Je creusai ma cave dans le flanc d’une colline dont la pente allait sud, là où une marmotte avait autrefois creusé son terrier, à travers des racines de sumac et de ronces, et la plus basse tache de végétation, six pieds carrés sur sept de profondeur, jusqu’à un sable fin où les pommes de terre ne gèleraient pas par n’importe quel hiver. Les côtés furent laissés en talus, et non maçonnés ; mais le soleil n’ayant jamais brillé sur eux, le sable s’en tient encore en place. Ce fut l’affaire de deux heures de travail. Je pris un plaisir tout particulier à entamer ainsi le sol, car il n’est guère de latitudes où les hommes ne fouillent la terre, en quête d’une température égale. Sous la plus magnifique maison de la ville se trouvera encore la cave où l’on met en provision ses racines comme jadis, et longtemps après que l’édifice aura disparu la postérité retrouvera son encoche dans la terre. La maison n’est toujours qu’une sorte de porche à l’entrée d’un terrier.
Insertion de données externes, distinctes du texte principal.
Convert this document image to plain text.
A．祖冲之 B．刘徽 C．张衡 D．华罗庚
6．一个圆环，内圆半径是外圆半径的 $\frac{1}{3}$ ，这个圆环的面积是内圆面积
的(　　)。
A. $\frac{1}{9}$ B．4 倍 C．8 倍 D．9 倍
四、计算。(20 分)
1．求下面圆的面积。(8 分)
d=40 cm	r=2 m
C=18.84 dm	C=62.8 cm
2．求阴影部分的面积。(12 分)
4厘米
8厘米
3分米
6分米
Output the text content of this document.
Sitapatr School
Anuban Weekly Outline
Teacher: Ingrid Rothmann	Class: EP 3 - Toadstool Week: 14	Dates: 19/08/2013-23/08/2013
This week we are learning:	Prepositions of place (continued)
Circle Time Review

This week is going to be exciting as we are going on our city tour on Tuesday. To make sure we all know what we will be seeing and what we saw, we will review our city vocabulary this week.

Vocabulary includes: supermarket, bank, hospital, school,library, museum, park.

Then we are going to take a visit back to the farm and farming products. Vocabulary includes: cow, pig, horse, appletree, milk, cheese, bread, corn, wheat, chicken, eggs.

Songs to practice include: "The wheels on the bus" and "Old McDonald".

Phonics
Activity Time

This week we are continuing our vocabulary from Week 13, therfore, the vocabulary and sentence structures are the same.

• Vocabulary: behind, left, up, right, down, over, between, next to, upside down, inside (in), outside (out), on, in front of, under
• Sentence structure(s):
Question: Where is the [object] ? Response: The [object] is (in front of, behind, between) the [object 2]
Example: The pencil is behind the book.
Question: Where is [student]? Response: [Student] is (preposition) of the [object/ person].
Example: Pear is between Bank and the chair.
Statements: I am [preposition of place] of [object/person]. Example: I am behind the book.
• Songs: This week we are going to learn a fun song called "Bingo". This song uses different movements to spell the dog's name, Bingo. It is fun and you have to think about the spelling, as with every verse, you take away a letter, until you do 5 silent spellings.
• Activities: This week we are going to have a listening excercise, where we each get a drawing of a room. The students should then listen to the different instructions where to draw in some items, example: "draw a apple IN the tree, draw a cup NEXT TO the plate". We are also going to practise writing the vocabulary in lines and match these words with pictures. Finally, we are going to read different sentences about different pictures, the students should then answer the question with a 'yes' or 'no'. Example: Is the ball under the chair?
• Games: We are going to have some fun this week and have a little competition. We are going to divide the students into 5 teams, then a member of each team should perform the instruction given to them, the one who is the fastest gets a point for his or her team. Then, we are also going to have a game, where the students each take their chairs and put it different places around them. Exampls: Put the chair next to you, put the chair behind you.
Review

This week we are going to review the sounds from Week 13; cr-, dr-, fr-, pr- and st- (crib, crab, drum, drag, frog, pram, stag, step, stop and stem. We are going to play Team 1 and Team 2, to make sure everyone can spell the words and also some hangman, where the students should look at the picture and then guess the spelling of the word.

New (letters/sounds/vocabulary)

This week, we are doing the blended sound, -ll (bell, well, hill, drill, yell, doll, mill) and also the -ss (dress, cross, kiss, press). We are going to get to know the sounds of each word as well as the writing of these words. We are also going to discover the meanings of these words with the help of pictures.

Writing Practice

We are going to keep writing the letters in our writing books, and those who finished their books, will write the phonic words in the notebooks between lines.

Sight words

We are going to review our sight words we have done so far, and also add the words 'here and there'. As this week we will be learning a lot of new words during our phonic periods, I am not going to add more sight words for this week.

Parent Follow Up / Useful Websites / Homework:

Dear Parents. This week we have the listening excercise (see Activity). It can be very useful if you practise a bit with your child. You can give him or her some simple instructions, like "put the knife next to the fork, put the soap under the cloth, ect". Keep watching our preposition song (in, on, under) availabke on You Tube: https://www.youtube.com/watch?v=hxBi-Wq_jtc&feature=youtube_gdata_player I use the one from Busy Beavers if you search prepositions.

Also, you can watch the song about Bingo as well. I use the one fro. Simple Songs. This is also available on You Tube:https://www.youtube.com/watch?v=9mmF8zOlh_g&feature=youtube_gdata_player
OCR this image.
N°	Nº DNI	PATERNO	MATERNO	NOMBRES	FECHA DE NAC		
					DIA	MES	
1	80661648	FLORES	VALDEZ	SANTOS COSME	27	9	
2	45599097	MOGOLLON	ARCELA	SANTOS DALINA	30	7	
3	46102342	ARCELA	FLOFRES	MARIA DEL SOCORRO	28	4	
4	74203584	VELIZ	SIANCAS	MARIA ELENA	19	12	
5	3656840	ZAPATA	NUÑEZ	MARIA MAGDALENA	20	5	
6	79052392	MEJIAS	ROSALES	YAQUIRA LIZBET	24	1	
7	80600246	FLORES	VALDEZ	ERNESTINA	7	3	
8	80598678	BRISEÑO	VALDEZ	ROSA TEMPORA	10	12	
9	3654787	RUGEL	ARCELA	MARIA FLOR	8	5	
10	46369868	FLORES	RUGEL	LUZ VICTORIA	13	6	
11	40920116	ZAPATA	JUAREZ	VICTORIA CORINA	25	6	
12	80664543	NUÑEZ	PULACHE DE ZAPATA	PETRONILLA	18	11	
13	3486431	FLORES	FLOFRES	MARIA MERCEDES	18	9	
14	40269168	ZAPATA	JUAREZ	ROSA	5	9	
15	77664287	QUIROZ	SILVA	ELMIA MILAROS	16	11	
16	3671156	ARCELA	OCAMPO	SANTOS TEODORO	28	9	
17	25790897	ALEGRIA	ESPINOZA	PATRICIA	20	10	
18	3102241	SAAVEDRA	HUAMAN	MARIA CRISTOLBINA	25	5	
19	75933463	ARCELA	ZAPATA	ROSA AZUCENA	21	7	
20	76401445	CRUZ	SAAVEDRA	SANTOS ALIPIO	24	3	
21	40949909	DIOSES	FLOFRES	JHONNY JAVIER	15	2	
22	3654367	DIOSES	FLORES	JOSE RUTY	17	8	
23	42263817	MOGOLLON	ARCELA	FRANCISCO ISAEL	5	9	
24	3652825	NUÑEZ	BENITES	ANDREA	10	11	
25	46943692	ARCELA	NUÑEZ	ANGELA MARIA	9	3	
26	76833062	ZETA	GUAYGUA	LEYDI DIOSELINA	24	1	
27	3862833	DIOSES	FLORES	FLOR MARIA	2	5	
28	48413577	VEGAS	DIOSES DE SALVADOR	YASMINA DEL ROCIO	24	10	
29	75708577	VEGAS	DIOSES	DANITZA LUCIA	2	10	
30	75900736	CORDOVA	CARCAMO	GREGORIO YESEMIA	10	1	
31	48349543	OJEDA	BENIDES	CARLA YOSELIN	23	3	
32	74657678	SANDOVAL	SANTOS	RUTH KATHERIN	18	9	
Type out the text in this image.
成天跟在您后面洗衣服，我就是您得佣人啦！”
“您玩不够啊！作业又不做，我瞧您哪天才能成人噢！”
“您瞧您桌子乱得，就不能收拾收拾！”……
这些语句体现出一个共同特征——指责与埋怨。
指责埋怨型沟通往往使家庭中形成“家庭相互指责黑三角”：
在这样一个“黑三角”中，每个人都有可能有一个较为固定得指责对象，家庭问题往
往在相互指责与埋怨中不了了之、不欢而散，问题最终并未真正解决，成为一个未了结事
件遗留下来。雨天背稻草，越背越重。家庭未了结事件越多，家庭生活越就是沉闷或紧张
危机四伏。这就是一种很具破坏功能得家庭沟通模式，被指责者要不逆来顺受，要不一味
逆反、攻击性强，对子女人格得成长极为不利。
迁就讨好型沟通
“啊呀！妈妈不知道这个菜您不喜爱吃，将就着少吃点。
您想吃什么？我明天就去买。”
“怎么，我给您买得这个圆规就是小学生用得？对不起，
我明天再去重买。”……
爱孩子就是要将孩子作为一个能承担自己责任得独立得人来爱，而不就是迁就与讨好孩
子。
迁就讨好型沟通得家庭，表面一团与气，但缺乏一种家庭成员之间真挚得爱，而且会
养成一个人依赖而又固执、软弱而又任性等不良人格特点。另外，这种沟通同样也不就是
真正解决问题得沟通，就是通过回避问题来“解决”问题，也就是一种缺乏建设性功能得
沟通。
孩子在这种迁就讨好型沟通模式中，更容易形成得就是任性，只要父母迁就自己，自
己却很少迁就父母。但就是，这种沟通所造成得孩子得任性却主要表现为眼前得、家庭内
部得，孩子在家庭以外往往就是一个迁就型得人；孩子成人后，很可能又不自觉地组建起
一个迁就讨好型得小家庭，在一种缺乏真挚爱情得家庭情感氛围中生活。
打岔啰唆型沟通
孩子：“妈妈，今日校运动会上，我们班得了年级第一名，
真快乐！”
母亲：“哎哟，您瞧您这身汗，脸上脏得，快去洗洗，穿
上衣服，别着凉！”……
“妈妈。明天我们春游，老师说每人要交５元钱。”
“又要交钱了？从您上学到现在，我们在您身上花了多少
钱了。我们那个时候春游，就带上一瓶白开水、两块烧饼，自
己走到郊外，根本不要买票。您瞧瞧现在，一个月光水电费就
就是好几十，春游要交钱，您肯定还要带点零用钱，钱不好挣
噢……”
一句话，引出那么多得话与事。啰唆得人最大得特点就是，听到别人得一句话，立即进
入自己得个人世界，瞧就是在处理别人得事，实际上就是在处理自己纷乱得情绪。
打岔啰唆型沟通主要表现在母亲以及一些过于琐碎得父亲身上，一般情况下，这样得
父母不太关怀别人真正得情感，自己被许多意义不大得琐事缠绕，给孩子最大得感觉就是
Enfin, au commencement de mai, avec l’aide de quelques-unes de mes connaissances, plutôt pour mettre à profit si bonne occasion de voisiner que par toute autre nécessité, je dressai la charpente de ma maison. Nul ne fut jamais plus que moi honoré en la personne de ses fondateurs. Ils sont destinés, j’espère, à assister un jour à la fondation d’édifices plus majestueux. Je commençai à occuper ma maison le quatre juillet, dès qu’elle fut pourvue de planches et de toit, car les planches étant soigneusement taillées en biseau et posées en recouvrement, elle se trouvait impénétrable à la pluie ; mais avant d’y mettre les planches, je posai à l’une des extrémités les bases d’une cheminée, en montant de l’étang sur la colline deux charretées de pierre dans mes bras. Je construisis la cheminée après mon sarclage en automne, avant que le feu devînt nécessaire pour se chauffer, et fis, en attendant, ma cuisine dehors par terre, de bonne heure le matin ; manière de procéder que je crois encore à certains égards plus commode et plus agréable que la manière usuelle. Faisait-il de l’orage avant que mon pain fût cuit, que j’assujettissais quelques planches au-dessus du feu, m’asseyais dessous pour surveiller ma miche, et passais de la sorte quelques heures charmantes. En ce temps où mes mains étaient fort occupées je ne lus guère, mais les moindres bouts de papier traînant par terre, ma poignée ou ma nappe, me procuraient tout autant de plaisir, en fait remplissaient le même but que l’Iliade.